A total of 10 women, all of whom were carrying the virus, are believed to have made the illegal crossing. 2 of them subsequently boarded flights to Bangkok and Phitsanulok. It’s understood most of the women worked at a hotel and nightlife complex in Tachilek, called 1G1. Nation Thailand reports that around 180 Thai nationals work at the establishment.

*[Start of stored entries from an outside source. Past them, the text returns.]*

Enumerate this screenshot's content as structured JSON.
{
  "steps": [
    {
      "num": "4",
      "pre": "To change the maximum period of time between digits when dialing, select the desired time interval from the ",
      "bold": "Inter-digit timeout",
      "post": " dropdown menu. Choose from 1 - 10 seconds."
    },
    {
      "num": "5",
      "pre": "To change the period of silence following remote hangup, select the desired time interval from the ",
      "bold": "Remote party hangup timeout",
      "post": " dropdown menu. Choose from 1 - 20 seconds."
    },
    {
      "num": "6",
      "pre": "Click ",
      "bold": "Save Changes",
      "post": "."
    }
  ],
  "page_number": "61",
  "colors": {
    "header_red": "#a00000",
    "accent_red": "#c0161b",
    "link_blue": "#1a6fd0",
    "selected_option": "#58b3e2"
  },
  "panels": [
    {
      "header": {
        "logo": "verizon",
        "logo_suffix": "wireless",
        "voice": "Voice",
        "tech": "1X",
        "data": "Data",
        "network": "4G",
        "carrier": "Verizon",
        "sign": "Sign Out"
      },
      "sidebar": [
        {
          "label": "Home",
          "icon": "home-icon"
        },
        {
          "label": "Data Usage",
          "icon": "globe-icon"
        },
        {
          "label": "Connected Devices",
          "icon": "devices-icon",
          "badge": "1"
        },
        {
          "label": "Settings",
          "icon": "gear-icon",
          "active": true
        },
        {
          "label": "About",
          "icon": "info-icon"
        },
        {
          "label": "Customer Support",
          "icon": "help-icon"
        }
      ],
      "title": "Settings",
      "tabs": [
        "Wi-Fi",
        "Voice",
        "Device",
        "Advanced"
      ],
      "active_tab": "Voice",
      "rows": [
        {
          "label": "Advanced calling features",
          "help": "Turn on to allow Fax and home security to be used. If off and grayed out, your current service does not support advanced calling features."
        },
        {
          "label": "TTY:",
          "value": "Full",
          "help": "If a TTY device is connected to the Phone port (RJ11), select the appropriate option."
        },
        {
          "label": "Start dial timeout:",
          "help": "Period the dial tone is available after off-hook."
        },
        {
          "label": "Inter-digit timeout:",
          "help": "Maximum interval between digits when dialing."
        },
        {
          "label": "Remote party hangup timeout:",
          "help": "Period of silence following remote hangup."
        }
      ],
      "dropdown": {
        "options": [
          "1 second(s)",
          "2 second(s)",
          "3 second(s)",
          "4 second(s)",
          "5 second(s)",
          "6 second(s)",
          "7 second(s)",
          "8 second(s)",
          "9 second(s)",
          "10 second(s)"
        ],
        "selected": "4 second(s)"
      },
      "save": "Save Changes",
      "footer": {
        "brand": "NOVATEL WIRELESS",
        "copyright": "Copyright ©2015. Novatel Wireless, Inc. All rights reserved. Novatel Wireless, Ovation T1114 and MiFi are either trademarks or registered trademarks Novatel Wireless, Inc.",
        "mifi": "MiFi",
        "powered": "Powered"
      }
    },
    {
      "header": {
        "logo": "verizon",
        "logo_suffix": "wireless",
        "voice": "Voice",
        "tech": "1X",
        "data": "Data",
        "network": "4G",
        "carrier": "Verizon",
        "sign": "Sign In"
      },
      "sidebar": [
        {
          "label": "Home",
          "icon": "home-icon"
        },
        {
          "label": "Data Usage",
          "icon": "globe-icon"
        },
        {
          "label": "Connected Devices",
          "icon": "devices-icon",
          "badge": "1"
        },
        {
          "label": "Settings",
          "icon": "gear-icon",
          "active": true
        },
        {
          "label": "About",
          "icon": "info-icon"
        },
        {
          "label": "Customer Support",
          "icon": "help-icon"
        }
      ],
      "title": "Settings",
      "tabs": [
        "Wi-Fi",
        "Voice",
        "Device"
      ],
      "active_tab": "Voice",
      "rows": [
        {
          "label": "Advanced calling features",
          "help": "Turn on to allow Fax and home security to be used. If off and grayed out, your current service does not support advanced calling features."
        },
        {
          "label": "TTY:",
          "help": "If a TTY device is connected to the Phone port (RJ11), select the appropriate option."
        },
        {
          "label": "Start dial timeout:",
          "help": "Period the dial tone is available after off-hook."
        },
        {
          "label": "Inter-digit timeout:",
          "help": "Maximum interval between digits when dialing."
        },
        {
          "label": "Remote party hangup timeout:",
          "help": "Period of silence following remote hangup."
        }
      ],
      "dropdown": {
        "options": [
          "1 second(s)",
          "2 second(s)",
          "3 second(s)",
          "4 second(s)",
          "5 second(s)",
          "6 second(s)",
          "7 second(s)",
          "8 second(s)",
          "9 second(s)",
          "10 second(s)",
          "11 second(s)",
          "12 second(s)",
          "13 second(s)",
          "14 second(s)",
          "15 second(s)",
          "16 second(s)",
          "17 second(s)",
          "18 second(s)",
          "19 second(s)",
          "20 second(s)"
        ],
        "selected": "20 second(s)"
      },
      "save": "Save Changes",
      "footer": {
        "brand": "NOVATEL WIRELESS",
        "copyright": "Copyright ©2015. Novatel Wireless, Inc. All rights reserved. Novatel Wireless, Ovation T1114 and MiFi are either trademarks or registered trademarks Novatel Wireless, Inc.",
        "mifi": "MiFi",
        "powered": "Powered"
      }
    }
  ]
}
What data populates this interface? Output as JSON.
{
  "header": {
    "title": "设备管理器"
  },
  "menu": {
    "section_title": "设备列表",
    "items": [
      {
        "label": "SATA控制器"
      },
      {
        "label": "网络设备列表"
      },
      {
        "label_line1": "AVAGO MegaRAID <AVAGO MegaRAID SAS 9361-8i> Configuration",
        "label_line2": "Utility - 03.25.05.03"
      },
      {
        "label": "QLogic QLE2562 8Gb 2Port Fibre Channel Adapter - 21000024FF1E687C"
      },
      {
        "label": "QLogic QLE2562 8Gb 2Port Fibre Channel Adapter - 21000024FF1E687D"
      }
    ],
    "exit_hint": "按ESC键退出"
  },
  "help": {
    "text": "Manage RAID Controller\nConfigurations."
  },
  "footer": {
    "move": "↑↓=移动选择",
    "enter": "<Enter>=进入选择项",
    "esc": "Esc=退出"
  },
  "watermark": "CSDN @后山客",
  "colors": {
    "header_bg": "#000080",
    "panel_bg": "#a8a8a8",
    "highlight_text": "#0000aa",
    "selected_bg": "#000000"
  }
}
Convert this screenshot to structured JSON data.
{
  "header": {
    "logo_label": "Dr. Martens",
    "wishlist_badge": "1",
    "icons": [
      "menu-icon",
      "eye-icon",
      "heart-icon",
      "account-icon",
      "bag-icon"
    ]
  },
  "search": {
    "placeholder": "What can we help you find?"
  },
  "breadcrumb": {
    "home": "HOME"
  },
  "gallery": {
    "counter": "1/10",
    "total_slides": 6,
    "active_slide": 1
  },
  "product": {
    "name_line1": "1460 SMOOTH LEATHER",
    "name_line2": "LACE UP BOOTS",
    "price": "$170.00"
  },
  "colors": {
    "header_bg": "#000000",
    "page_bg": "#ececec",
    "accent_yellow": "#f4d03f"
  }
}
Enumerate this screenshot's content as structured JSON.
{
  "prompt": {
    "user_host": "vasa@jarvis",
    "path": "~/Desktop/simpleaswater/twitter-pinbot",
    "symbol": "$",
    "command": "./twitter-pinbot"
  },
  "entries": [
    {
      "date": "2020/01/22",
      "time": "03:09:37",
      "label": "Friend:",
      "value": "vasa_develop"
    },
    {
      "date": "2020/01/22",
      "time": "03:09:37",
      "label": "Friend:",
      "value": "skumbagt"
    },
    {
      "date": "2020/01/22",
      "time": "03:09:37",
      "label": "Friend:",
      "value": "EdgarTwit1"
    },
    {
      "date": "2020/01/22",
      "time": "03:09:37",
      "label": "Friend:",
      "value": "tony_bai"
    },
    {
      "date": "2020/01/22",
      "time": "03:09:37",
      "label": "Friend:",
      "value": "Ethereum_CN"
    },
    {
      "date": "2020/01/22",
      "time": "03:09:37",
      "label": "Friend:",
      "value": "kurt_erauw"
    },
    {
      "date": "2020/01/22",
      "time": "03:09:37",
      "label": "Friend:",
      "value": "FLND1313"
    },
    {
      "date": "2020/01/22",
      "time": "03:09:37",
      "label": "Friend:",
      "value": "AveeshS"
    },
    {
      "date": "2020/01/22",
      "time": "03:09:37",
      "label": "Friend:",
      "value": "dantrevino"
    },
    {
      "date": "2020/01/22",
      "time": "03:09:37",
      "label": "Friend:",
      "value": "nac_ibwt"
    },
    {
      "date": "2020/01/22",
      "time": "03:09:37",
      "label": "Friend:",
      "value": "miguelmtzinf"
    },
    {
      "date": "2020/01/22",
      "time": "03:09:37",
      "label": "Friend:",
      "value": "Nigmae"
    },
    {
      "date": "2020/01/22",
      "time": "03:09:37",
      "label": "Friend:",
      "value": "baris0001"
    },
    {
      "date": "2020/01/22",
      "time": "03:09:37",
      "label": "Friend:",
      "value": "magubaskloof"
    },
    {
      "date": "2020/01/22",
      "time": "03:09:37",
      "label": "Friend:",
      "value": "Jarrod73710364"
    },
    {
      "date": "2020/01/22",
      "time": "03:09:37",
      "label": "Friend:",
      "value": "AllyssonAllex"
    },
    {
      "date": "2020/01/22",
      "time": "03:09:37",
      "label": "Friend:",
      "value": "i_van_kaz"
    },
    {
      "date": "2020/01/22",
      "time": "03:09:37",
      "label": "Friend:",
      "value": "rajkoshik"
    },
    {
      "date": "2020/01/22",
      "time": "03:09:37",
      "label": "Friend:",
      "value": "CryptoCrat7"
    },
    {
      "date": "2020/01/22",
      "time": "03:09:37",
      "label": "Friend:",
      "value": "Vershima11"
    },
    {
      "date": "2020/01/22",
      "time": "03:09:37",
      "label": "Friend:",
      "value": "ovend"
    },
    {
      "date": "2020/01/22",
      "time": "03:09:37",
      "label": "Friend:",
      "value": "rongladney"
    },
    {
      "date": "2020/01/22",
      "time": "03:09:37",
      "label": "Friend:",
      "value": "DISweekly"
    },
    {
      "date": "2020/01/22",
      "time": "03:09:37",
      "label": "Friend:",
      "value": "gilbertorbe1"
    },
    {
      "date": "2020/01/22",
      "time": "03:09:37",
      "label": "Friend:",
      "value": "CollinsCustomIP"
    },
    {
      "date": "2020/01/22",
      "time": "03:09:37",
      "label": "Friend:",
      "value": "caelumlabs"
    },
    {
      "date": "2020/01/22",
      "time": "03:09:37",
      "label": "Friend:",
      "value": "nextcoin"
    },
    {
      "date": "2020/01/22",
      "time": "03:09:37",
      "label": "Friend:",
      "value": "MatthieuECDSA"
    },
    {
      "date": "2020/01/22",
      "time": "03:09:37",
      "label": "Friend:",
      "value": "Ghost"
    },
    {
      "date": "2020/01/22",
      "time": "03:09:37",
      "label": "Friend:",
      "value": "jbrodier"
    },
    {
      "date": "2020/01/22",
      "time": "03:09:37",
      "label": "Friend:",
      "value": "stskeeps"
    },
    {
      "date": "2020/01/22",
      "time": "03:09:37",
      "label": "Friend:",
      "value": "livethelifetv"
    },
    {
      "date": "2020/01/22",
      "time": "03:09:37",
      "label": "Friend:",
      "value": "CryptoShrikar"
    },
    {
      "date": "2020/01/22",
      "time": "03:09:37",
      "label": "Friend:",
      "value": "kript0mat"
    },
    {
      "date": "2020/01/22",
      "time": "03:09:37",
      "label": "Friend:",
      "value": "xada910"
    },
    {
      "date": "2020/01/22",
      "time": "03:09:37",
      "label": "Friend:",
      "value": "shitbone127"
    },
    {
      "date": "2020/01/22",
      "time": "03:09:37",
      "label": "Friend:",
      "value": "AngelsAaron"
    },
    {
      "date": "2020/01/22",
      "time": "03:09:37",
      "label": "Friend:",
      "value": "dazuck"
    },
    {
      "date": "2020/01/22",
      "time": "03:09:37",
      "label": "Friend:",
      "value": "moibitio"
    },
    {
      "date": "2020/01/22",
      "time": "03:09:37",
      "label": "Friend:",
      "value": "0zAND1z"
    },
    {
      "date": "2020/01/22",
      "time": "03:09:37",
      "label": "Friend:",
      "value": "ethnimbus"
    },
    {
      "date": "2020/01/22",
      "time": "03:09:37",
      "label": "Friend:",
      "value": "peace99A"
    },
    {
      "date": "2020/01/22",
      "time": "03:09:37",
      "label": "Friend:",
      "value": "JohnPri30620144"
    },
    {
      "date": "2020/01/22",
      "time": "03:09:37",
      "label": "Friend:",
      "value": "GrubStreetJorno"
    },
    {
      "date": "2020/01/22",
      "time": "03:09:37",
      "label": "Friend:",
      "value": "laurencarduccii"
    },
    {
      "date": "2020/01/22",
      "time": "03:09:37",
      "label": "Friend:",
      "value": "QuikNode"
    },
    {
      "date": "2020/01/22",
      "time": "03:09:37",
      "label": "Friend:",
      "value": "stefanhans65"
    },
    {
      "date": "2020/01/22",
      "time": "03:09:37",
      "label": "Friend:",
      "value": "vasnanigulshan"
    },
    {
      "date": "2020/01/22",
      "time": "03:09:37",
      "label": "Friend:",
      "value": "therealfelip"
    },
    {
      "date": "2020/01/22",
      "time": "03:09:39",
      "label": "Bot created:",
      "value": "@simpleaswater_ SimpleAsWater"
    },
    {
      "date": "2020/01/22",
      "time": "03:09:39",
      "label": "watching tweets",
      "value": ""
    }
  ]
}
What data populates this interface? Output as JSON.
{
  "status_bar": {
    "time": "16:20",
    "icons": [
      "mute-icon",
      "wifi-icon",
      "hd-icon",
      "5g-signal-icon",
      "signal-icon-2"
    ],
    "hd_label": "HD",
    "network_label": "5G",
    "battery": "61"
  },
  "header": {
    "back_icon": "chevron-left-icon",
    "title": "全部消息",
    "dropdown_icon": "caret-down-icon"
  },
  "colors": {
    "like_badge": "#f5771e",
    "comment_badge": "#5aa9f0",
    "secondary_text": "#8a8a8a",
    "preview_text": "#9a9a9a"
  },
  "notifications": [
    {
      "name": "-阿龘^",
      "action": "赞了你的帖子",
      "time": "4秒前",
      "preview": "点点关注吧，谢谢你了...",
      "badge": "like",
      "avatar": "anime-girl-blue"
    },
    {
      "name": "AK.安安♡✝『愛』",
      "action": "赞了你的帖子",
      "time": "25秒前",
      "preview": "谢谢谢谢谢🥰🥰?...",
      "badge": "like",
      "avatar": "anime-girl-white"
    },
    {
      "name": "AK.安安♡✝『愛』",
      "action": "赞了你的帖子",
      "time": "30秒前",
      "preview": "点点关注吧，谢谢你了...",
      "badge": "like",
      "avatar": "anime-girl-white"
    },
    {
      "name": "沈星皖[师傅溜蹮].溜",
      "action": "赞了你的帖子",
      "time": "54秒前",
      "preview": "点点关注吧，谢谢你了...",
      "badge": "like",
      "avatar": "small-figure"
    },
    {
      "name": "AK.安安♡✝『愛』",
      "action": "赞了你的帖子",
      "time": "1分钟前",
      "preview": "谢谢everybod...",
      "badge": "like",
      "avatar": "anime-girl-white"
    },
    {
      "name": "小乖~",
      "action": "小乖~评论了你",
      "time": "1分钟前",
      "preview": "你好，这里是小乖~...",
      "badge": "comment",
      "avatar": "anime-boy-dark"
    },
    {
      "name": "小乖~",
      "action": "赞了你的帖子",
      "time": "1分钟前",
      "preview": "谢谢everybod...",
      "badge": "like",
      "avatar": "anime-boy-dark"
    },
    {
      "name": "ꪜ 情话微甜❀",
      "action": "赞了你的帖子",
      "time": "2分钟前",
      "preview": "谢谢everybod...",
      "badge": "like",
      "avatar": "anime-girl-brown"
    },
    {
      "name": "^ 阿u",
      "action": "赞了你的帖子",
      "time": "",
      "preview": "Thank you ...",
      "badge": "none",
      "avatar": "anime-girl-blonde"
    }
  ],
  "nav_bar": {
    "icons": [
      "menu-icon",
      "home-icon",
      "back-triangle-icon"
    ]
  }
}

Thai health officials say over 1 million volunteers are now being deployed to homes in border areas, to check for anyone who may have entered the Kingdom illegally. The Thai military is working with other relevant agencies to block the border crossing at the second Thai-Myanmar Friendship Bridge, in the Mae Sai district of Chiang Rai. At least 80 officials, accompanied by additional troops, are being deployed to check illegal border crossings.

Tachilek has reported 15 new cases of Covid-19, with the total number of cases in Myanmar now over 95,000.